Having just beaten the game, here's my quick take.
Everything gameplay related in NWN2 is awful. The camera is awful and makes exploring a drag, a feeling furthered by the frequent loading delays. NPCs and enemies are idiotic, and controlling your party is a huge pain in the ass. Characters lag behind, rush ahead, and generally do whatever they can to screw things up. There's too much loot, and without a lot of knowledge of AD&D rules it can be difficult to figure out what's good or not. Collecting items takes too long, but if you suffer at all from the normal level of gamer compulsion, you won't be able to stop. The crafting is just a lame waste of time that makes the game easier for players who don't need it to be any easier. Inventory management is a bitch. You have too much gold for all but the most expensive items to matter, and in any event you never need them. Combat is easy but requires some micromanagement and is so epileptically sparkly that, unlike PS:T, you can't just sit and enjoy the show.
Graphics are theoretically decent, but are often ruined by the shoddy camera and other glitches. Most cutscenes will have the camera facing the wrong direction or a companion standing in its way, so dramatic speeches will usually be accompanied by a mephit flapping its wings and shaking its ass in your face. The ragdoll equipment means that your character will be wearing a poncy hat or a silly mask, that you'll seldom see your companion's faces for helmets, and--due to spell effects--when you do they'll often be blotchily textured stone. All this combines to undermine the character's depth--when you actually get to look at two characters conversing, the graphics provide a surprising benefit that is lacking in the usual mephit-ass radio play.
All this combines to create an enormous series of impediments to what is one of the best series of RPG dialogues I've yet played. While I think PS:T has a better story (and MOTB is also largely derivative of PS:T), MOTB may actually be better at providing dialogues with interesting skill checks and meaningful consequences. The writing is stellar, the plot is strong, the characters are rich and interesting. Especially, though, the ways in which you can interact with people, the cleverly hidden options, are all wonderful. All this combines with really great voice acting that sells the characters very well.

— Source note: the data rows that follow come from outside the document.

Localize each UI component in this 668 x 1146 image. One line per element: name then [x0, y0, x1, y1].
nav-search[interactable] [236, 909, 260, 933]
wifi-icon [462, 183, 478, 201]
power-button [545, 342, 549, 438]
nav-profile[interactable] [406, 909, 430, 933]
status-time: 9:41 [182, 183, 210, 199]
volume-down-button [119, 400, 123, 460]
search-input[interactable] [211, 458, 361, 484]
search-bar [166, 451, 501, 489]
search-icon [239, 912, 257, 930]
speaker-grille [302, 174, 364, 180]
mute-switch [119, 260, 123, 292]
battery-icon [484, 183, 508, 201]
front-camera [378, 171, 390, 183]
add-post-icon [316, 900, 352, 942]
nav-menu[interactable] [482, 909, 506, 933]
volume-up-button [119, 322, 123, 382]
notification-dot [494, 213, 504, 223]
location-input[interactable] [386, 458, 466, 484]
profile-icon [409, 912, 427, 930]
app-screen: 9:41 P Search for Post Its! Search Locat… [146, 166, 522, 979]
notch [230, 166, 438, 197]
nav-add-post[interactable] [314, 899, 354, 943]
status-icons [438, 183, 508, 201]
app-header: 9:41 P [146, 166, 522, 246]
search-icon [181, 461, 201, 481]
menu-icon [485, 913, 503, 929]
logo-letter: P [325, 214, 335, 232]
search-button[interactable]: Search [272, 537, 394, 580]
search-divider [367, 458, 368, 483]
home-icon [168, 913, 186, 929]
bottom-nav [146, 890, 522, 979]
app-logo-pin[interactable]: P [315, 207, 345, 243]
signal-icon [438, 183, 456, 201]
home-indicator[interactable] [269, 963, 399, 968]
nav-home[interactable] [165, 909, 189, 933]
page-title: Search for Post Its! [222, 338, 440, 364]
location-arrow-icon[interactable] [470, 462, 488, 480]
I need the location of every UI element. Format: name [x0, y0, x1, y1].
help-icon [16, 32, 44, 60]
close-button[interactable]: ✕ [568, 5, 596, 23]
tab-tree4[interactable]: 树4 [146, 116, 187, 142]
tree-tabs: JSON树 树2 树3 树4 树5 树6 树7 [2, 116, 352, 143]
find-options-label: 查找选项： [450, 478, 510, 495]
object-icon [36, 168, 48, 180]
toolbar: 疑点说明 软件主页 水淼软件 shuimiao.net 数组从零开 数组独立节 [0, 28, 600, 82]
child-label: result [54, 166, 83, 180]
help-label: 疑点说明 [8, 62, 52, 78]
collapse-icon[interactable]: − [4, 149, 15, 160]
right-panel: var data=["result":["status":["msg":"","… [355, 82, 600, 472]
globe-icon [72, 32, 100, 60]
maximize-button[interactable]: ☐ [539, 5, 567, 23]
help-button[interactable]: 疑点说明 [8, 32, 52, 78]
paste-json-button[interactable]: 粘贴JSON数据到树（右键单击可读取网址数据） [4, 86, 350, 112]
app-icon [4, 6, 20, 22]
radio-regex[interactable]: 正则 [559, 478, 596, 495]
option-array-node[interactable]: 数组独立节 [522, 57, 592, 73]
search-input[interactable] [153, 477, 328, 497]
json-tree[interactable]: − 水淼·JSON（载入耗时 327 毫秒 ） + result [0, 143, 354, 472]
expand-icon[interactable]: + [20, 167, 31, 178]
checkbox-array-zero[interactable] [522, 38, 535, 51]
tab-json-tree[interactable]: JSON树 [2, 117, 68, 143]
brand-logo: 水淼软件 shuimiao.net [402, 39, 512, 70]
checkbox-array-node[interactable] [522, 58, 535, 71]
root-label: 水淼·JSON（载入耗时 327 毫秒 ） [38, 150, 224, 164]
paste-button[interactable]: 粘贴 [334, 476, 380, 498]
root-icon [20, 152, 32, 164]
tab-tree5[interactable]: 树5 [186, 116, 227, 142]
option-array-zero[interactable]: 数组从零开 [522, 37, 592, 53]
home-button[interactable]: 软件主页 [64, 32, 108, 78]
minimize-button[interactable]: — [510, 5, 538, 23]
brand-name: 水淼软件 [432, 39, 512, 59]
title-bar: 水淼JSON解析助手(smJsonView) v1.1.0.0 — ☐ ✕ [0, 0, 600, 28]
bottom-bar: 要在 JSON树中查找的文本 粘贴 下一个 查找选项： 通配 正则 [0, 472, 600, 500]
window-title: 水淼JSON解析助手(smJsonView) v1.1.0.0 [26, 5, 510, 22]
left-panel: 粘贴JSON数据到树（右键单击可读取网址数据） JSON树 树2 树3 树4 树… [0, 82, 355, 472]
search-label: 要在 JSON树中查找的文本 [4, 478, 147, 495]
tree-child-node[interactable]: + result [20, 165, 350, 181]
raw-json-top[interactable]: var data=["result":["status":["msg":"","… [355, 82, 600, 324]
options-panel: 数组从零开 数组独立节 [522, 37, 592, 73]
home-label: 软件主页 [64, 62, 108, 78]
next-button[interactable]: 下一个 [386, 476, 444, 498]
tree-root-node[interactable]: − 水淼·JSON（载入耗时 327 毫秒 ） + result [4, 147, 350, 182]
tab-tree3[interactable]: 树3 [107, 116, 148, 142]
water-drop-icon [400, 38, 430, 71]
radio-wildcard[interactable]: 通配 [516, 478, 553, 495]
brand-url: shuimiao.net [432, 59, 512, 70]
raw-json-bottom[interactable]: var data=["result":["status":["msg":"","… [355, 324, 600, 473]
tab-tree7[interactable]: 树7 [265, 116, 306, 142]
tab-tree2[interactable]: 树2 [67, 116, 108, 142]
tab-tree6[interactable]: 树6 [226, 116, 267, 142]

It's a real shame that the game wasn't put together better. With a good camera and combat at KOTOR quality (which is to say, terrible but tolerable), without the loot whoring and load times, it probably would be tied with Fallout and PS:T for my favorite RPG ever. As it stands, it's a significant notch below those.
Bottom line, you should probably play.
I'm also going to go out on a crazy limb and suggest that you use a character editor to give yourself a pile of fat loot for all your party members and then just ignore the treasure along the way. But I'm sure people will get indignant at that suggestion. . . .
--EDIT--
As to whether to play NWN2 OC first, I don't know. I did, and it was really painful to get through (especially the first third), but the MOTB experience is noticeably better for having played through the OC. Characters from the first game have a role in the second, and the protagonist's arc spreads through both games in a meaningful way.